A recent development in the cybersecurity world has shed light on the modification of two well-known Chinese backdoors to target Linux systems. The advanced persistent threat (APT) group known as “Gelsemium” has been in operation for over a decade, with new malware variants like Wolfsbane and Firewood emerging with ties back to 2005. Initially focused on gathering information from Windows systems, Gelsemium has now adapted its tools to effectively target Linux environments as well.
According to experts like Jason Soroko, a senior fellow at Sectigo, this shift towards Linux-based malware is part of a broader trend in the cybersecurity landscape. As organizations increasingly rely on Linux for their server infrastructure, both on-premises and in the cloud, adversaries are developing cross-platform malware to maximize their impact and reach across different systems.
The emergence of the Wolfsbane and Firewood backdoors has raised concerns among cybersecurity professionals. The first public sample of Wolfsbane was uploaded to VirusTotal in March 2023, originating from various locations like Taiwan, the Philippines, and Singapore. Analysis of the malware has revealed connections to Gelsevirine, a known Windows backdoor associated with the Gelsemium group.
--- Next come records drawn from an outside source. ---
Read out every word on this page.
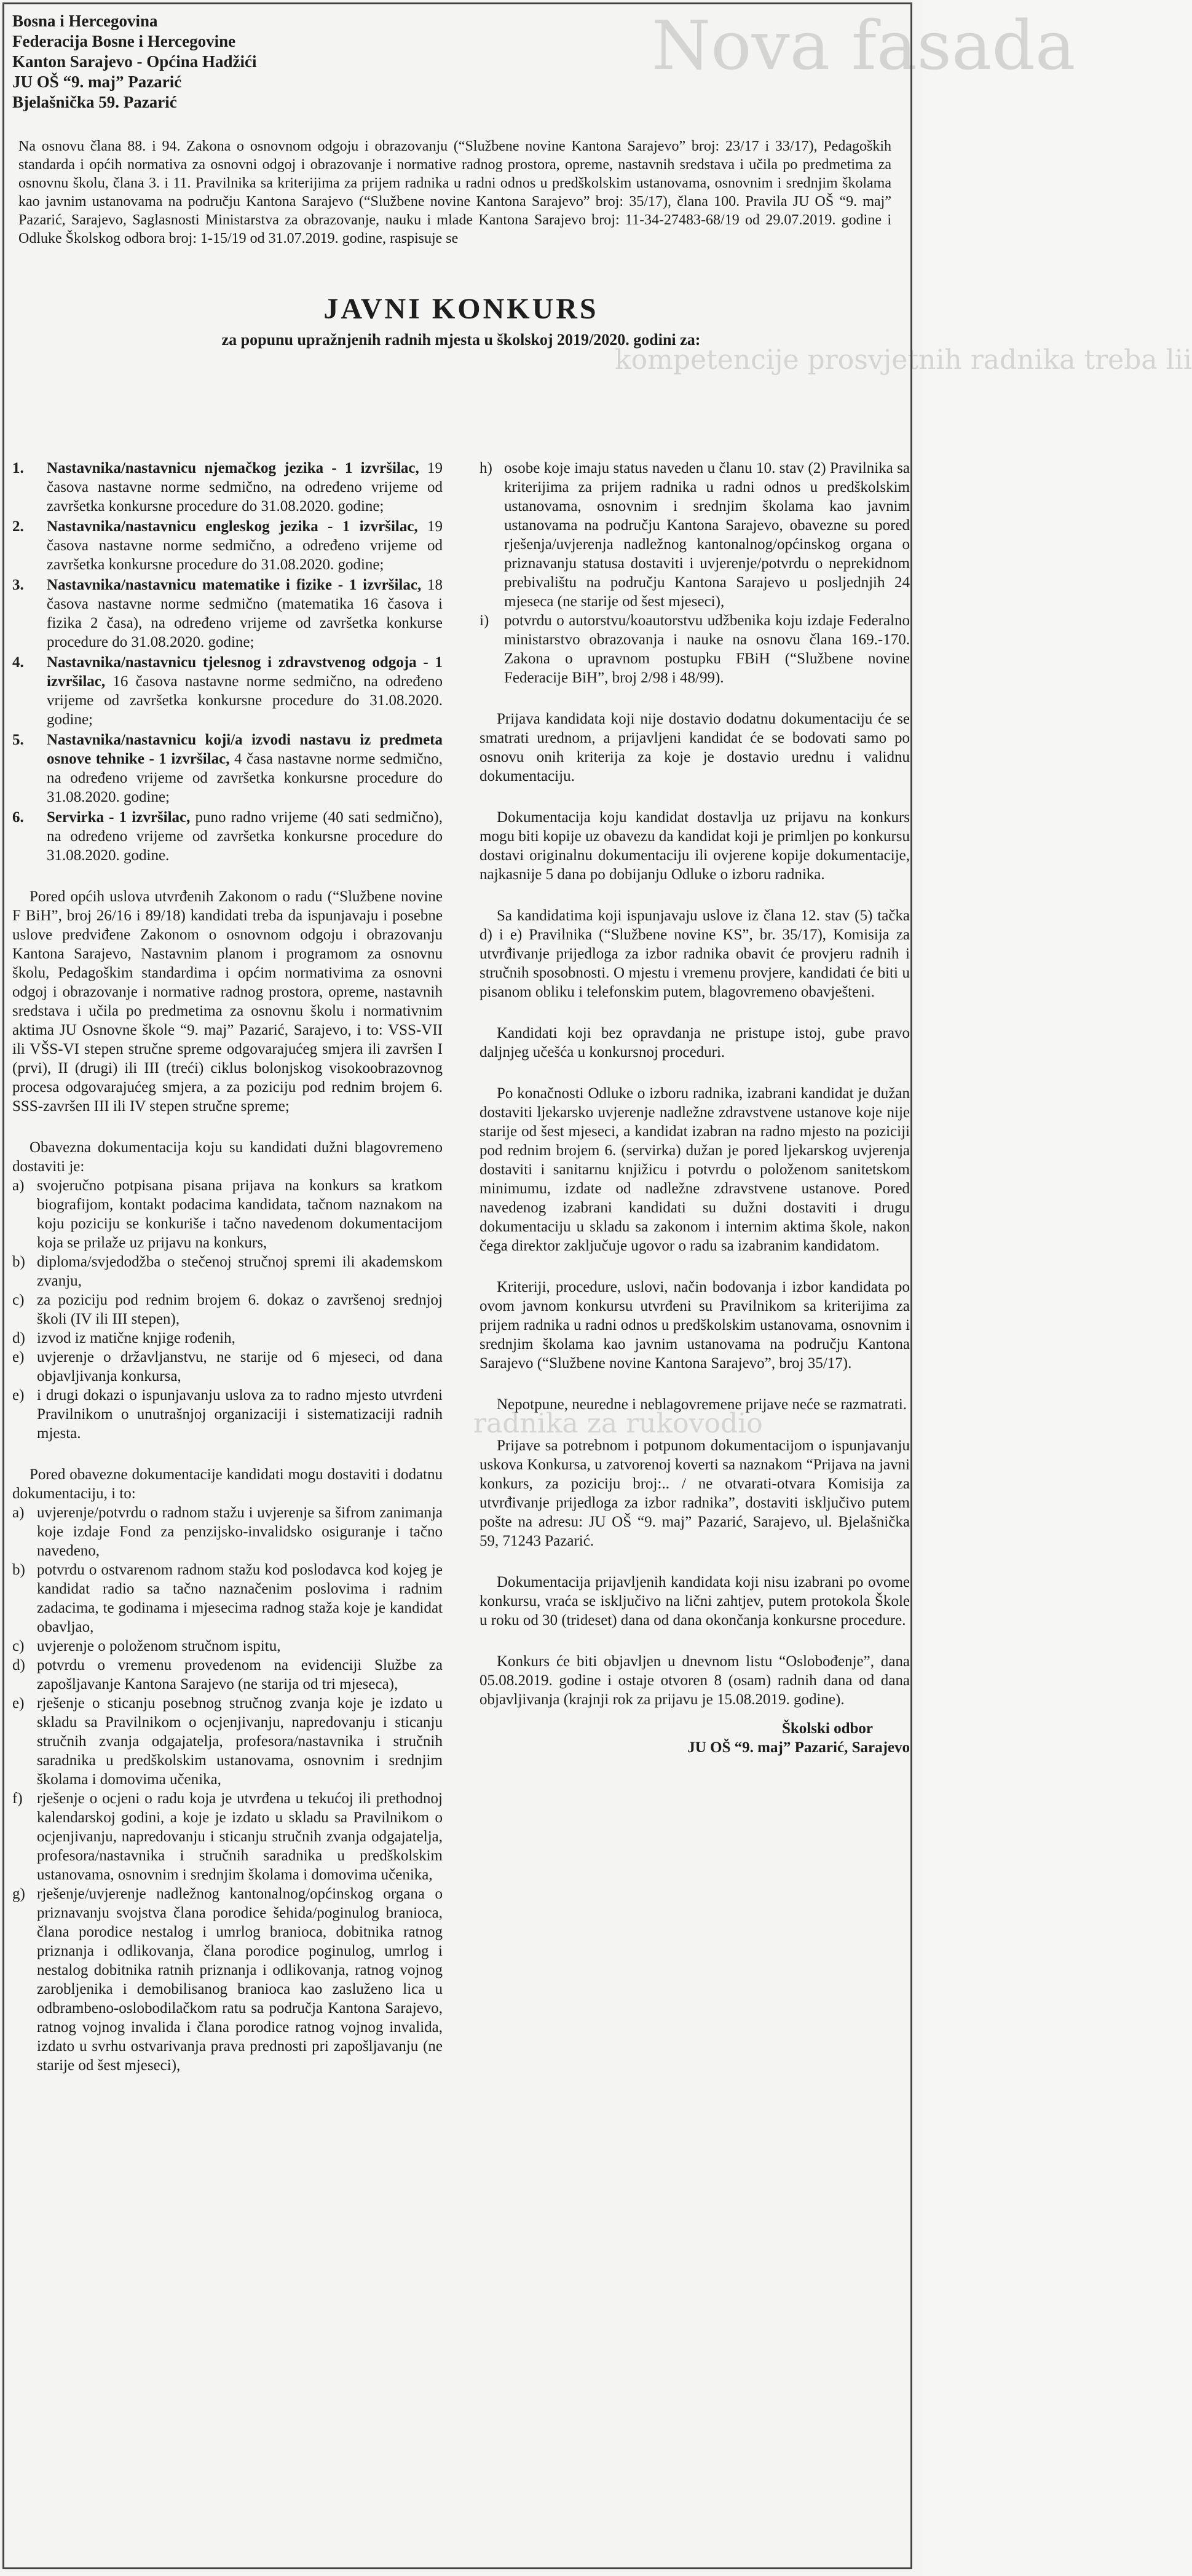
Nova fasada
kompetencije prosvjetnih radnika treba lii
radnika za rukovodio
Bosna i Hercegovina
Federacija Bosne i Hercegovine
Kanton Sarajevo - Općina Hadžići
JU OŠ “9. maj” Pazarić
Bjelašnička 59. Pazarić
Na osnovu člana 88. i 94. Zakona o osnovnom odgoju i obrazovanju (“Službene novine Kantona Sarajevo” broj: 23/17 i 33/17), Pedagoških standarda i općih normativa za osnovni odgoj i obrazovanje i normative radnog prostora, opreme, nastavnih sredstava i učila po predmetima za osnovnu školu, člana 3. i 11. Pravilnika sa kriterijima za prijem radnika u radni odnos u predškolskim ustanovama, osnovnim i srednjim školama kao javnim ustanovama na području Kantona Sarajevo (“Službene novine Kantona Sarajevo” broj: 35/17), člana 100. Pravila JU OŠ “9. maj” Pazarić, Sarajevo, Saglasnosti Ministarstva za obrazovanje, nauku i mlade Kantona Sarajevo broj: 11-34-27483-68/19 od 29.07.2019. godine i Odluke Školskog odbora broj: 1-15/19 od 31.07.2019. godine, raspisuje se
JAVNI KONKURS
za popunu upražnjenih radnih mjesta u školskoj 2019/2020. godini za:
1.	Nastavnika/nastavnicu njemačkog jezika - 1 izvršilac, 19 časova nastavne norme sedmično, na određeno vrijeme od završetka konkursne procedure do 31.08.2020. godine;
2.	Nastavnika/nastavnicu engleskog jezika - 1 izvršilac, 19 časova nastavne norme sedmično, a određeno vrijeme od završetka konkursne procedure do 31.08.2020. godine;
3.	Nastavnika/nastavnicu matematike i fizike - 1 izvršilac, 18 časova nastavne norme sedmično (matematika 16 časova i fizika 2 časa), na određeno vrijeme od završetka konkurse procedure do 31.08.2020. godine;
4.	Nastavnika/nastavnicu tjelesnog i zdravstvenog odgoja - 1 izvršilac, 16 časova nastavne norme sedmično, na određeno vrijeme od završetka konkursne procedure do 31.08.2020. godine;
5.	Nastavnika/nastavnicu koji/a izvodi nastavu iz predmeta osnove tehnike - 1 izvršilac, 4 časa nastavne norme sedmično, na određeno vrijeme od završetka konkursne procedure do 31.08.2020. godine;
6.	Servirka - 1 izvršilac, puno radno vrijeme (40 sati sedmično), na određeno vrijeme od završetka konkursne procedure do 31.08.2020. godine.

Pored općih uslova utvrđenih Zakonom o radu (“Službene novine F BiH”, broj 26/16 i 89/18) kandidati treba da ispunjavaju i posebne uslove predviđene Zakonom o osnovnom odgoju i obrazovanju Kantona Sarajevo, Nastavnim planom i programom za osnovnu školu, Pedagoškim standardima i općim normativima za osnovni odgoj i obrazovanje i normative radnog prostora, opreme, nastavnih sredstava i učila po predmetima za osnovnu školu i normativnim aktima JU Osnovne škole “9. maj” Pazarić, Sarajevo, i to: VSS-VII ili VŠS-VI stepen stručne spreme odgovarajućeg smjera ili završen I (prvi), II (drugi) ili III (treći) ciklus bolonjskog visokoobrazovnog procesa odgovarajućeg smjera, a za poziciju pod rednim brojem 6. SSS-završen III ili IV stepen stručne spreme;

Obavezna dokumentacija koju su kandidati dužni blagovremeno dostaviti je:

a) svojeručno potpisana pisana prijava na konkurs sa kratkom biografijom, kontakt podacima kandidata, tačnom naznakom na koju poziciju se konkuriše i tačno navedenom dokumentacijom koja se prilaže uz prijavu na konkurs,
b) diploma/svjedodžba o stečenoj stručnoj spremi ili akademskom zvanju,
c) za poziciju pod rednim brojem 6. dokaz o završenoj srednjoj školi (IV ili III stepen),
d) izvod iz matične knjige rođenih,
e) uvjerenje o državljanstvu, ne starije od 6 mjeseci, od dana objavljivanja konkursa,
e) i drugi dokazi o ispunjavanju uslova za to radno mjesto utvrđeni Pravilnikom o unutrašnjoj organizaciji i sistematizaciji radnih mjesta.

Pored obavezne dokumentacije kandidati mogu dostaviti i dodatnu dokumentaciju, i to:

a) uvjerenje/potvrdu o radnom stažu i uvjerenje sa šifrom zanimanja koje izdaje Fond za penzijsko-invalidsko osiguranje i tačno navedeno,
b) potvrdu o ostvarenom radnom stažu kod poslodavca kod kojeg je kandidat radio sa tačno naznačenim poslovima i radnim zadacima, te godinama i mjesecima radnog staža koje je kandidat obavljao,
c) uvjerenje o položenom stručnom ispitu,
d) potvrdu o vremenu provedenom na evidenciji Službe za zapošljavanje Kantona Sarajevo (ne starija od tri mjeseca),
e) rješenje o sticanju posebnog stručnog zvanja koje je izdato u skladu sa Pravilnikom o ocjenjivanju, napredovanju i sticanju stručnih zvanja odgajatelja, profesora/nastavnika i stručnih saradnika u predškolskim ustanovama, osnovnim i srednjim školama i domovima učenika,
f) rješenje o ocjeni o radu koja je utvrđena u tekućoj ili prethodnoj kalendarskoj godini, a koje je izdato u skladu sa Pravilnikom o ocjenjivanju, napredovanju i sticanju stručnih zvanja odgajatelja, profesora/nastavnika i stručnih saradnika u predškolskim ustanovama, osnovnim i srednjim školama i domovima učenika,
g) rješenje/uvjerenje nadležnog kantonalnog/općinskog organa o priznavanju svojstva člana porodice šehida/poginulog branioca, člana porodice nestalog i umrlog branioca, dobitnika ratnog priznanja i odlikovanja, člana porodice poginulog, umrlog i nestalog dobitnika ratnih priznanja i odlikovanja, ratnog vojnog zarobljenika i demobilisanog branioca kao zasluženo lica u odbrambeno-oslobodilačkom ratu sa područja Kantona Sarajevo, ratnog vojnog invalida i člana porodice ratnog vojnog invalida, izdato u svrhu ostvarivanja prava prednosti pri zapošljavanju (ne starije od šest mjeseci),
h) osobe koje imaju status naveden u članu 10. stav (2) Pravilnika sa kriterijima za prijem radnika u radni odnos u predškolskim ustanovama, osnovnim i srednjim školama kao javnim ustanovama na području Kantona Sarajevo, obavezne su pored rješenja/uvjerenja nadležnog kantonalnog/općinskog organa o priznavanju statusa dostaviti i uvjerenje/potvrdu o neprekidnom prebivalištu na području Kantona Sarajevo u posljednjih 24 mjeseca (ne starije od šest mjeseci),
i) potvrdu o autorstvu/koautorstvu udžbenika koju izdaje Federalno ministarstvo obrazovanja i nauke na osnovu člana 169.-170. Zakona o upravnom postupku FBiH (“Službene novine Federacije BiH”, broj 2/98 i 48/99).

Prijava kandidata koji nije dostavio dodatnu dokumentaciju će se smatrati urednom, a prijavljeni kandidat će se bodovati samo po osnovu onih kriterija za koje je dostavio urednu i validnu dokumentaciju.

Dokumentacija koju kandidat dostavlja uz prijavu na konkurs mogu biti kopije uz obavezu da kandidat koji je primljen po konkursu dostavi originalnu dokumentaciju ili ovjerene kopije dokumentacije, najkasnije 5 dana po dobijanju Odluke o izboru radnika.

Sa kandidatima koji ispunjavaju uslove iz člana 12. stav (5) tačka d) i e) Pravilnika (“Službene novine KS”, br. 35/17), Komisija za utvrđivanje prijedloga za izbor radnika obavit će provjeru radnih i stručnih sposobnosti. O mjestu i vremenu provjere, kandidati će biti u pisanom obliku i telefonskim putem, blagovremeno obavješteni.

Kandidati koji bez opravdanja ne pristupe istoj, gube pravo daljnjeg učešća u konkursnoj proceduri.

Po konačnosti Odluke o izboru radnika, izabrani kandidat je dužan dostaviti ljekarsko uvjerenje nadležne zdravstvene ustanove koje nije starije od šest mjeseci, a kandidat izabran na radno mjesto na poziciji pod rednim brojem 6. (servirka) dužan je pored ljekarskog uvjerenja dostaviti i sanitarnu knjižicu i potvrdu o položenom sanitetskom minimumu, izdate od nadležne zdravstvene ustanove. Pored navedenog izabrani kandidati su dužni dostaviti i drugu dokumentaciju u skladu sa zakonom i internim aktima škole, nakon čega direktor zaključuje ugovor o radu sa izabranim kandidatom.

Kriteriji, procedure, uslovi, način bodovanja i izbor kandidata po ovom javnom konkursu utvrđeni su Pravilnikom sa kriterijima za prijem radnika u radni odnos u predškolskim ustanovama, osnovnim i srednjim školama kao javnim ustanovama na području Kantona Sarajevo (“Službene novine Kantona Sarajevo”, broj 35/17).

Nepotpune, neuredne i neblagovremene prijave neće se razmatrati.

Prijave sa potrebnom i potpunom dokumentacijom o ispunjavanju uskova Konkursa, u zatvorenoj koverti sa naznakom “Prijava na javni konkurs, za poziciju broj:.. / ne otvarati-otvara Komisija za utvrđivanje prijedloga za izbor radnika”, dostaviti isključivo putem pošte na adresu: JU OŠ “9. maj” Pazarić, Sarajevo, ul. Bjelašnička 59, 71243 Pazarić.

Dokumentacija prijavljenih kandidata koji nisu izabrani po ovome konkursu, vraća se isključivo na lični zahtjev, putem protokola Škole u roku od 30 (trideset) dana od dana okončanja konkursne procedure.

Konkurs će biti objavljen u dnevnom listu “Oslobođenje”, dana 05.08.2019. godine i ostaje otvoren 8 (osam) radnih dana od dana objavljivanja (krajnji rok za prijavu je 15.08.2019. godine).

Školski odbor
JU OŠ “9. maj” Pazarić, Sarajevo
Wolfsbane, essentially a Linux port of Gelsevirine, includes a modified Unix RootKit to conceal its malicious activities.
Firewood, another Linux-ported backdoor, features a kernel-level rootkit and appears to be an evolution of the “Project Wood” backdoor lineage, dating back to 2005. While not definitively linked to Gelsemium, Firewood showcases the ongoing evolution and sophistication of malware targeting Linux systems.
The surge in Linux-based cyber threats has been a notable trend in recent years. Reports from security vendors have highlighted significant year-over-year increases in Linux attacks since 2020, surpassing the threat landscape of macOS and closely resembling that of Windows in terms of attack volume. Elastic Security’s annual reports have underscored the growing vulnerability of Linux-based devices, with an increasing number of endpoint attacks targeting these systems.
Jake King, Elastic’s head of threat and security intelligence, noted that around 32% of malware infections in the past year targeted Linux systems, signaling a concerning trend towards more sophisticated attacks on these platforms. The discovery of backdoors like XZ/Liblzma further emphasizes the adversary’s intent to compromise Linux hosts for various purposes, including supply chain compromises.
The reasons behind the rising threats to Linux systems are multifaceted. It could be attributed to the growing adoption of Linux in enterprise environments, the improving security of Windows systems leading adversaries to target alternative platforms, or advancements in security tooling and telemetry for Linux hosts. Adversaries are increasingly bypassing native or third-party security tools to evade detection, highlighting the need for enhanced security measures to defend against evolving cyber threats.
In conclusion, the evolving landscape of cyber threats targeting Linux systems underscores the importance of robust cybersecurity practices and continuous monitoring to safeguard critical infrastructure and sensitive data from malicious actors. As adversaries adapt and innovate, organizations must stay vigilant and proactive in defending against emerging threats in the ever-changing cybersecurity landscape.